To cover the technical – comfortably seated, Harmon’s distance, age appropriate sized font.

This level is the culmination of all skills covered in the Wachs Mental Minus series. To find success, our patients need to be able to call up each aspect gained in previous levels and bring them to the party. As the Vision Therapist, I myself feeling like a sports announcer offering a play-by-play to my patients as a means of coaching them through as they find success. You may find yourself needing to talk patients through this most advanced level.

In a comfortable posture, the patient holds the lens in front of one eye. Remember, both eyes are to remain open and gathering information. If done well, the patient should experience an overlapping of images – the smaller in the lens (assuming you are using a minus lens), and the larger through the eye without the lens. If your patient tends to suppress, we may need to find ways to help them keep both eyes seeking visual input. This may include moving their finger quickly in front of the suppressing eye, or even asking them if they can find ways to look more through their suppressing eye.

As an aside, I had a patient once who named each of her eyeballs, and when one wouldn’t cooperate, she would yell its name as loudly as she could and demand it worked harder. I don’t recall the names she chose, but do recall having a good laugh about it when she graduated as she shared one of her neighbors became concerned she was being attacked one afternoon and ran to her rescue. Good times!

With the eye looking through the lens, the patient should be instructed to clear and then blur the image. The image in the other eye is not to be cleared intentionally, and is only relevant as a means of suppression check. The image in the lens should be cleared and blurred repeatedly. As the Vision Therapist, we want to be watching for pupillary response as well as a vergence response from the eye not looking through the lens. These will be our best indicators of patient success. That, and the constant reporting of feeling tone from your patients, as by this level, feeling what is happening is a key component. If your patients experience SILO during this level of Wachs Mental Minus, even better. As always, this should be repeated with the other eye and performances compared. Ultimately, the patient should have the same experience with each eye.

Some ideas for making loading or unloading this activity might be changing your target size. Consider using a target that moves (Marsden Ball) as movement tends to help with the “Where Is It” challenge. It is also one of our monocular depth cues. Have the patient change their gravity by standing, walking, or even attempting these levels while on a balance board. Try different powers of lenses to work on JND’s. Or if your patient needs a much higher level of challenge, try having them wear binocular prism (low BI or BO) to add in a BOP and BIM component.
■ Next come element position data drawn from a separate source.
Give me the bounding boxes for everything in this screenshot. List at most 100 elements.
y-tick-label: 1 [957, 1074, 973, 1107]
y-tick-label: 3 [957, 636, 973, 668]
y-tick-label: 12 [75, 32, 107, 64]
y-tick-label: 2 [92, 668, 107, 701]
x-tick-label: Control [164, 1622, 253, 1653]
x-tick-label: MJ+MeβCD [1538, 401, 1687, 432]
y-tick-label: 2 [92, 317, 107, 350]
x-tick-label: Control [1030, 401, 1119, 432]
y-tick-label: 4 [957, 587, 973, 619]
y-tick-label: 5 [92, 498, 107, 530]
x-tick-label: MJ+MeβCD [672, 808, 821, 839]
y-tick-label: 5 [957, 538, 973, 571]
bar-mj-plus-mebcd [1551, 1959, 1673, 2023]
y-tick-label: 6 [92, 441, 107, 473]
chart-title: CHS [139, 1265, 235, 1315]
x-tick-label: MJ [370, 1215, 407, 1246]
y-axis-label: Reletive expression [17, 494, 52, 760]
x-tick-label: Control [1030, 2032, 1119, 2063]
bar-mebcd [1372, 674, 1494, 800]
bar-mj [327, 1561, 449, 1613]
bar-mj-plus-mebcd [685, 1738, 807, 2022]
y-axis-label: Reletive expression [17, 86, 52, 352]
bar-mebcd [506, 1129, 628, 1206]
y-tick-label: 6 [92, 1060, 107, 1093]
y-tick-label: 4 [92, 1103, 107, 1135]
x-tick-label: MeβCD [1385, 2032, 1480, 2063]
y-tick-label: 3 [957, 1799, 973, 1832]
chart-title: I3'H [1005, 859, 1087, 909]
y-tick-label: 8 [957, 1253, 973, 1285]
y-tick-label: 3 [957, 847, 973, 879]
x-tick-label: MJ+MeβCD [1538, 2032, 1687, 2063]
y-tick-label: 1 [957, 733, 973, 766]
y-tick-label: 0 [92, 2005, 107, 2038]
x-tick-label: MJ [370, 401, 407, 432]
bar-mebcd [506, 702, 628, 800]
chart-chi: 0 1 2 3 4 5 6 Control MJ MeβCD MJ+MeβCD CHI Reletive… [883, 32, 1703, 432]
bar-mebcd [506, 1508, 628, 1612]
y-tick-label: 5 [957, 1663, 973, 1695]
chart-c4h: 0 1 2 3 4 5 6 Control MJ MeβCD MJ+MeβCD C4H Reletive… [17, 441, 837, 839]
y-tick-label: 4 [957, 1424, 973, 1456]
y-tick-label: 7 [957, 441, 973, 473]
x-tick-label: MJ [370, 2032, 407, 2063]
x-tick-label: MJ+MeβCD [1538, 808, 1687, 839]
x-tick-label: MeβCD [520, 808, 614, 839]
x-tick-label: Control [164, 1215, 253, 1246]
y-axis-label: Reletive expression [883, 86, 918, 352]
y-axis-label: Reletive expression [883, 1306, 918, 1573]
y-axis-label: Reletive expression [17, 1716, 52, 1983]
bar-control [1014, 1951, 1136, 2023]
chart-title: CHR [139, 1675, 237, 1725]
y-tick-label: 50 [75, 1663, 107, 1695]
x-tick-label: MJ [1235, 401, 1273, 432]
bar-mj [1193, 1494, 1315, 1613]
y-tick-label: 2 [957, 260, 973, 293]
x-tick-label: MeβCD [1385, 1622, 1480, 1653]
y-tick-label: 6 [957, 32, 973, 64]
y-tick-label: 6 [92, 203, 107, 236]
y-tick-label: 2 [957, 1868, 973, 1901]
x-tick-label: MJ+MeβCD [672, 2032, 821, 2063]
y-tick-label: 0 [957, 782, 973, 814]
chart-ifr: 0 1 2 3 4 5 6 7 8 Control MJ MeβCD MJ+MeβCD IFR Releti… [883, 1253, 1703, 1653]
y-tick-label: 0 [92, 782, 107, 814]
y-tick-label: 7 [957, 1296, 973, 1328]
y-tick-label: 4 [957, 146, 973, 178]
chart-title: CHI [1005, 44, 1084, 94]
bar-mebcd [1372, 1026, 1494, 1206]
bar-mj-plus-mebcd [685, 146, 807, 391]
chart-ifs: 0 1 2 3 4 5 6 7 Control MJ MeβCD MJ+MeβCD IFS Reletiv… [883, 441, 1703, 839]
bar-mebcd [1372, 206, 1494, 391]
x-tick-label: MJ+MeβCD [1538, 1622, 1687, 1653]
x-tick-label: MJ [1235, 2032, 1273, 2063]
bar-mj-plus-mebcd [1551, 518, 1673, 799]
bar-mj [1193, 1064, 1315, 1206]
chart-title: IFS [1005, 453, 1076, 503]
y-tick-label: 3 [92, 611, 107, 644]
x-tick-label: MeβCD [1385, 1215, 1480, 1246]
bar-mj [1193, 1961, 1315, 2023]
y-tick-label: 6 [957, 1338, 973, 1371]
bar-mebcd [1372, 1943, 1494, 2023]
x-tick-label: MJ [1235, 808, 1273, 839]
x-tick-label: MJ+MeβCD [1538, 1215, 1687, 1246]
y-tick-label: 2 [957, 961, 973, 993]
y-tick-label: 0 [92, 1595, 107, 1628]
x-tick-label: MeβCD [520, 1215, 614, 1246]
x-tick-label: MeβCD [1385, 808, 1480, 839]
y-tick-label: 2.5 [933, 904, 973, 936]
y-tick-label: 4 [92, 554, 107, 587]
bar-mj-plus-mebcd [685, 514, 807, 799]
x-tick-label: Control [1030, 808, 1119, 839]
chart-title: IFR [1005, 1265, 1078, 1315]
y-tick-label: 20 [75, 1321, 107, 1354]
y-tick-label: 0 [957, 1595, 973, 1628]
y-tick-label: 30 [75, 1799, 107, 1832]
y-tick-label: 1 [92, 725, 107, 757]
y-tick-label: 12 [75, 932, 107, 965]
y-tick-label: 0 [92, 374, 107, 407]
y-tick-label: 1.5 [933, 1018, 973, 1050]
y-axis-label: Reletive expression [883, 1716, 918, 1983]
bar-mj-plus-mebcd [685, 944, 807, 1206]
Wachs Mental Minus, as a series, is a very powerful accommodative challenge which seems to provide opportunities to challenge each skill area involved in efficient accommodation. As a Vision Therapist, if you have the framework of each level, and in the moment ask yourself “what skills are needed to find success?”, the benefits to your patients are inevitable.


3 thoughts on “Robert Nurisio, COVT, on Mental Minus

  1. Thank you for the exact description, step by step, so that you get an understanding of what mental minus can really do. Also, thank you for using my 4 Circles of Skeffington template from my website. Gladly anytime.